Outsourcing CRM – What a daft idea unless…
We’re a SaaS company, filtering email and web traffic. It makes sense to do this as a service because the traffic is coming from the net anyway.
But whilst taking another look at CRM’s, primarily because some friends of mine have just launched ‘Total Enterprise CRM‘, it occurred to me that using a SaaS CRM may not be such a good idea if your organisation is particularly caring of your valuable sales and marketing related data.
For many years I seen companies pour large sums of money into security systems to protect companies networks and data. If your core business data is stolen or deleted the consequences range from some very bad PR to closure of your business if the backups won’t restore (you do test your backups don’t you?).
The question I’m asking here is having justified spend on IT security systems, often by presenting a business case based on avoiding the nightmares described above, how does the business (often the same CIO or Director) justify outsourcing the businesses CRM, which probably contains the very data the business is trying to protect?

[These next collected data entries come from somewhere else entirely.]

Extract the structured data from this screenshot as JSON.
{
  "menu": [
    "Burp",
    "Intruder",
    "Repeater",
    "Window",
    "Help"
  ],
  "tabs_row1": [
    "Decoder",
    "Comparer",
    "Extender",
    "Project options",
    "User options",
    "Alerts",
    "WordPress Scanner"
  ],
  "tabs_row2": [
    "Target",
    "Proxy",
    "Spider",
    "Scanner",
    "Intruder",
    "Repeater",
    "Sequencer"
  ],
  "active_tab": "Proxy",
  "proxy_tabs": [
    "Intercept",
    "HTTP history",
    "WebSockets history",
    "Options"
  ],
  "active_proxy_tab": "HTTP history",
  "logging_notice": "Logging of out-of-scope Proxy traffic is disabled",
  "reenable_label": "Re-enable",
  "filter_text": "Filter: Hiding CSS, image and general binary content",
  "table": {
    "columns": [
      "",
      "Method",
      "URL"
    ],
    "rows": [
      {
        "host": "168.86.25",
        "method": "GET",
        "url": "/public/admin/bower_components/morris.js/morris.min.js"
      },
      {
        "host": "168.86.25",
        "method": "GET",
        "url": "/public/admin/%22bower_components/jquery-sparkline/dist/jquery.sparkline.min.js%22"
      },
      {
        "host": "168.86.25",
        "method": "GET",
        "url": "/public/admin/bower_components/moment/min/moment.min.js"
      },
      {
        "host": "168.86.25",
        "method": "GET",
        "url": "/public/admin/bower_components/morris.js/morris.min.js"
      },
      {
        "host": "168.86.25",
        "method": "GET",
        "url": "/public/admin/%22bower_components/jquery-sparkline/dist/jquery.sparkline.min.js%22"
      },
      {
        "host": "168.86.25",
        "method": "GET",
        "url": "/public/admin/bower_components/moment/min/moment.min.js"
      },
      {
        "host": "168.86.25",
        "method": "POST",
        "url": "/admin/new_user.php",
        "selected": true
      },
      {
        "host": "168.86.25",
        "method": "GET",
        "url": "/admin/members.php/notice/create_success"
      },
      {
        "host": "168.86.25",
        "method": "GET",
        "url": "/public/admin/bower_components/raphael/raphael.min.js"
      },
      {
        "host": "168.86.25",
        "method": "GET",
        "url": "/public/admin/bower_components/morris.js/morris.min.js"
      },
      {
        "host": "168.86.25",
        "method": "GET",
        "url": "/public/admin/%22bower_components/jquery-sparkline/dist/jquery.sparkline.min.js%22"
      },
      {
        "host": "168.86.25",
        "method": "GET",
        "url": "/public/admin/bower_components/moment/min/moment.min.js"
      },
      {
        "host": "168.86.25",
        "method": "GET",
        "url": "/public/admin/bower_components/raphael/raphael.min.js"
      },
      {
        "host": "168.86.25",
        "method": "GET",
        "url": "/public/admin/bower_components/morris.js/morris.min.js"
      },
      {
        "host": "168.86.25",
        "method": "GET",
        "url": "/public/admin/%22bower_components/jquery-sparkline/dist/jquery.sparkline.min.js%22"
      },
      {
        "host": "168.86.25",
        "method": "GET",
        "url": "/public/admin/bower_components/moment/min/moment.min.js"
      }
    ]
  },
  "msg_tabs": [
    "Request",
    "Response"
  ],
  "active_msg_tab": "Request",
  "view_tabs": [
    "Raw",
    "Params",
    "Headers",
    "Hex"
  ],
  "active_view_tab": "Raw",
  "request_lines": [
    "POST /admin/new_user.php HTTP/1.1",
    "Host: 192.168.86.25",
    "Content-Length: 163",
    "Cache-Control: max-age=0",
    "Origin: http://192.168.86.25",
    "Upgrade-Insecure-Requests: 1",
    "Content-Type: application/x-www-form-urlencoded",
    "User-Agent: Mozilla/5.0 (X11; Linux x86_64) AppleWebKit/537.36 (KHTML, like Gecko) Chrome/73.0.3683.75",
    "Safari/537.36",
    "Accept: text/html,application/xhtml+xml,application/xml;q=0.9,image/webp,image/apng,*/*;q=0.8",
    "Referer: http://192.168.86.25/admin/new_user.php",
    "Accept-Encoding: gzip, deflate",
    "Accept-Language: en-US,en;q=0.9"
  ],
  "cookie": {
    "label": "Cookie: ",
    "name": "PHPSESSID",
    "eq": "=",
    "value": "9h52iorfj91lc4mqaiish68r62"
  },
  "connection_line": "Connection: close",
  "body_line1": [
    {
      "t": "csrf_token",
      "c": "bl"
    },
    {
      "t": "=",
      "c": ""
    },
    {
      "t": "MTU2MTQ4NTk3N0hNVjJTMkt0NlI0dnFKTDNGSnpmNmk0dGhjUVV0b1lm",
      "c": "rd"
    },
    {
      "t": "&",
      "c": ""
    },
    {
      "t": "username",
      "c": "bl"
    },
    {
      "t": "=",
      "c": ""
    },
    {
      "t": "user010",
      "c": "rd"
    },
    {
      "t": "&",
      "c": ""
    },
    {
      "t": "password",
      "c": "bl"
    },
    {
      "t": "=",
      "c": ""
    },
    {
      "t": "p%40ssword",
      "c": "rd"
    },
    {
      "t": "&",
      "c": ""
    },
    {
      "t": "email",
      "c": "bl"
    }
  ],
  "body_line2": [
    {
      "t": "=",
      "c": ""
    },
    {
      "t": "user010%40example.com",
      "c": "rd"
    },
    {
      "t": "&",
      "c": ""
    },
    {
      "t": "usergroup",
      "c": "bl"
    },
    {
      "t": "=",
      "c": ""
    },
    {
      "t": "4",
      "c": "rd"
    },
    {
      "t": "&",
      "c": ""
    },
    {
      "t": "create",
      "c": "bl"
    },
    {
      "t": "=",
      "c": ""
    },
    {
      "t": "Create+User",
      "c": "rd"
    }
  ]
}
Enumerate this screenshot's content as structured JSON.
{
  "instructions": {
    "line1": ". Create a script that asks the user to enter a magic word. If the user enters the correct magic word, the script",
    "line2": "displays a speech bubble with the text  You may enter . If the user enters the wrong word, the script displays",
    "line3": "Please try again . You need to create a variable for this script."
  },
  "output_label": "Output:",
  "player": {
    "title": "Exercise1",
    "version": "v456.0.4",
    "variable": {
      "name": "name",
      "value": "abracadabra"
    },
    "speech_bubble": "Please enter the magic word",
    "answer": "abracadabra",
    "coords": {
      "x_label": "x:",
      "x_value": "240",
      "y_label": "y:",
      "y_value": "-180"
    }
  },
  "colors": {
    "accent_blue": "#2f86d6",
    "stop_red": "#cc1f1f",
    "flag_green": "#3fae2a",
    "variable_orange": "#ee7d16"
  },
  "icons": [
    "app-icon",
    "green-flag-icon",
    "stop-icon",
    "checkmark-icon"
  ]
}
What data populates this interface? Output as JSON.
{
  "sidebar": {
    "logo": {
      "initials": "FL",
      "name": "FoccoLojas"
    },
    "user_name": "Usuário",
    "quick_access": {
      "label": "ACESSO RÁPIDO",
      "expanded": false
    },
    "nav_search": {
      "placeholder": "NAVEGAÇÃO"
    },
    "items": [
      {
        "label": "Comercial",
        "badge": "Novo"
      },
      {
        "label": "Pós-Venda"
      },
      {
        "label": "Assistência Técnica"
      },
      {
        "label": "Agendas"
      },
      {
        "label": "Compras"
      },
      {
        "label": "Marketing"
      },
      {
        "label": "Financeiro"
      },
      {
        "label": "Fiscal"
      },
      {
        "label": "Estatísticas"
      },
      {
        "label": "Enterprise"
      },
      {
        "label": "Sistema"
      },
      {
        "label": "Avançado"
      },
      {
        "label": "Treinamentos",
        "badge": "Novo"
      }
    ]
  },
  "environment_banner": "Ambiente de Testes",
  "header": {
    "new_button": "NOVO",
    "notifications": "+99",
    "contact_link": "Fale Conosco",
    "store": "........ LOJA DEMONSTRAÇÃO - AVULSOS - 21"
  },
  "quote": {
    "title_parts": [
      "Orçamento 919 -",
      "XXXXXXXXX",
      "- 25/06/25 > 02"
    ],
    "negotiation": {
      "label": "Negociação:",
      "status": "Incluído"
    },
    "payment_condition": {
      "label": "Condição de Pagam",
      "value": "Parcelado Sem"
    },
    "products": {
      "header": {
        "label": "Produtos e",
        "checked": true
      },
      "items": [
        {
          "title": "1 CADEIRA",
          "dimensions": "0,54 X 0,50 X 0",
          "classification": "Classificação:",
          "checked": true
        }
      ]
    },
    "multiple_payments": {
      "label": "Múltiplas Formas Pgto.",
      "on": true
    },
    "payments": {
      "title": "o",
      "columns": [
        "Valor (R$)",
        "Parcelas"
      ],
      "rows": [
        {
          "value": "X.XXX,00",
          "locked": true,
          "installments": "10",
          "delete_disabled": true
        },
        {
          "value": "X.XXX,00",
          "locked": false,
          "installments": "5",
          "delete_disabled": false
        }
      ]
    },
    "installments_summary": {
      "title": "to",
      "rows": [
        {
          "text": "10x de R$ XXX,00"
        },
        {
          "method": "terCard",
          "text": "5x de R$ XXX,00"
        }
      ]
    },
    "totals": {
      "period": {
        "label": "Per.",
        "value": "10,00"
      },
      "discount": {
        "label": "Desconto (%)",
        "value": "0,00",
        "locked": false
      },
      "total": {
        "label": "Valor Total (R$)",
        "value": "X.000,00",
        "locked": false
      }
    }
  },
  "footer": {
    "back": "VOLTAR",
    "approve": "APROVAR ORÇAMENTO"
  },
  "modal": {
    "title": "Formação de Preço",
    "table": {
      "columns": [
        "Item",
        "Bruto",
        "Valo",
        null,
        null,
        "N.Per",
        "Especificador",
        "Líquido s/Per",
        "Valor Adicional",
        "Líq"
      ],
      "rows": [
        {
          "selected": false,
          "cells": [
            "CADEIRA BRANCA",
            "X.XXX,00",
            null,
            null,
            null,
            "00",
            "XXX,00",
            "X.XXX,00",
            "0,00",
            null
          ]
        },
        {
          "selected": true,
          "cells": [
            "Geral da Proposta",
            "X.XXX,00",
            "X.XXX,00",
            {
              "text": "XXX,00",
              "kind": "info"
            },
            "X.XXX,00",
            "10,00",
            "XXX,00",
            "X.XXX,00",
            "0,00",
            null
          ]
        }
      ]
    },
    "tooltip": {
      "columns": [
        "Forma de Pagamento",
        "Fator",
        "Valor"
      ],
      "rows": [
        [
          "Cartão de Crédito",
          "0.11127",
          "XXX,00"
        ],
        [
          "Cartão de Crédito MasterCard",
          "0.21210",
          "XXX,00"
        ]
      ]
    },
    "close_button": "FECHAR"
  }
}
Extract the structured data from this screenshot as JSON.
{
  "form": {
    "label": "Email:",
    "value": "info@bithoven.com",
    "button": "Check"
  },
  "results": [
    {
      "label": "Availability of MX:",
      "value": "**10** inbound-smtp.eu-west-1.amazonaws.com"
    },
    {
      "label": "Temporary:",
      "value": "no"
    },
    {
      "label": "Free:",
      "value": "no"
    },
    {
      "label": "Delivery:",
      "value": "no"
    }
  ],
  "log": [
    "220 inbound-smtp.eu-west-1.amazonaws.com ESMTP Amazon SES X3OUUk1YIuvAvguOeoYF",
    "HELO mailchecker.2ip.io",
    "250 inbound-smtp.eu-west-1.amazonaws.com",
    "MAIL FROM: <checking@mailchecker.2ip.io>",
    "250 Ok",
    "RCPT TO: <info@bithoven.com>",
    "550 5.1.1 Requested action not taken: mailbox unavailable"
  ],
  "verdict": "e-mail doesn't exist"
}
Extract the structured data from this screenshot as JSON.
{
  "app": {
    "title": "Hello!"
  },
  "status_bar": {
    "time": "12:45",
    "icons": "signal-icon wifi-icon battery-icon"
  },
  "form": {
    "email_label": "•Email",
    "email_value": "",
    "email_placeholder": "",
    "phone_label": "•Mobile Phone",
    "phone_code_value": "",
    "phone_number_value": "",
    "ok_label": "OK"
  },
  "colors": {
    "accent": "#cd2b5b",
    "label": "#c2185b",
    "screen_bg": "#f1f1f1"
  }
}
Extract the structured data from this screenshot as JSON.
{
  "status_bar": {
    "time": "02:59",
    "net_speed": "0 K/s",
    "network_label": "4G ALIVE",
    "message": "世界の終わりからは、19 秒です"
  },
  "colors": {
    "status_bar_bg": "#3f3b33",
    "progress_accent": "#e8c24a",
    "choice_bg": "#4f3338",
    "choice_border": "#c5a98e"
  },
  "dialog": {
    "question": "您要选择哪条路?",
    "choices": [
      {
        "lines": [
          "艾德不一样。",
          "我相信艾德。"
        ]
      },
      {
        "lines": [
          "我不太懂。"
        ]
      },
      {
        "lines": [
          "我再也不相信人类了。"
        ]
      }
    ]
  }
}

So here are the alternative IT strategies;
- Outsource EVERYTHING (CRM, ERP etc) and limit IT security spending to network protection, forget data protection
- Make sure you audit (security, SLA’s etc) your outsourced provider and get penalties in the contract that ensure they go bust not you WHEN they have a data loss or outage.
OR
- Keep your CRM and other essential business data inside the business, well protected by that IT security budget
- Use a VPN so that staff get web access to these systems.
Maybe I’ve had one too many coffee’s this morning, or I’ve missed something here, comments anyone?






Earlier today I tweeted about Google and SalesForce being on the same stand at CeBit Australia – It occurs to me that I wouldn’t want Google buying SalesForce.com if I was using their services!
Statistics say the most of damage is done by insiders/human error. Therefore protection of the perimeter is useful but not sufficient. I think what we need most is effective granular access management at the content level and it can be done with each model.